Abstract Platelet activation is a major (patho‐) physiological mechanism that underlies ischemia/reperfusion (I/R) injury. In this study, we explored the molecular signals for platelet hyperactivity and investigated the beneficial effects of melatonin on platelet reactivity in response to I/R injury. After reperfusion, peroxisome proliferator‐activated receptor γ ( PPAR γ) was progressively downregulated in patients with acute myocardial infarction undergoing coronary artery bypass grafting ( CABG ) surgery and in mice with I/R injury model. Loss of PPAR γ was closely associated with FUN 14 domain containing 1 ( FUNDC 1) dephosphorylation and mitophagy activation, leading to increased mitochondrial electron transport chain complex ( ETC. ) activity, enhanced mitochondrial respiratory function, and elevated ATP production. The improved mitochondrial function strongly contributed to platelet aggregation, spreading, expression of P‐selectin, and final formation of micro‐thromboses, eventually resulting in myocardial dysfunction and microvascular structural destruction.

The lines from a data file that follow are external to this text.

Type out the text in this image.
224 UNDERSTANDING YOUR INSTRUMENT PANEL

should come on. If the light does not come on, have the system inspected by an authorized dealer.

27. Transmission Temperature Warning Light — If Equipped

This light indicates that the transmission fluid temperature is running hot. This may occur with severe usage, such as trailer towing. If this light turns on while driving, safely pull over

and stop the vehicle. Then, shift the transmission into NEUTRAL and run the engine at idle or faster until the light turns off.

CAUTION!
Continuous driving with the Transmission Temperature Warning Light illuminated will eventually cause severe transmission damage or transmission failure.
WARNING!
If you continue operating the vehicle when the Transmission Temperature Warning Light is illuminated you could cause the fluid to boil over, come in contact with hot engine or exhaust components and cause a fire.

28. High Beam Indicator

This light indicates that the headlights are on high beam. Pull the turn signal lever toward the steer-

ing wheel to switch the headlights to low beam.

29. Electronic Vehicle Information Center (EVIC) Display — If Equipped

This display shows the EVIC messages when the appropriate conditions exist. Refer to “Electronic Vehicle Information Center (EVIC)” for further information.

However, melatonin powerfully suppressed platelet activation via restoration of the PPAR γ content in platelets, which subsequently blocked FUNDC 1‐required mitophagy, mitochondrial energy production, platelet hyperactivity, and cardiac I/R injury. In contrast, genetic ablation of PPAR γ in platelet abolished the beneficial effects of melatonin on mitophagy, mitochondrial ATP supply, and platelet activation. Our results lay the foundation for the molecular mechanism of platelet activation in response to I/R injury and highlight that the manipulation of the PPAR γ/ FUNDC 1/mitophagy pathway by melatonin could be a novel strategy for cardioprotection in the setting of cardiac I/R injury.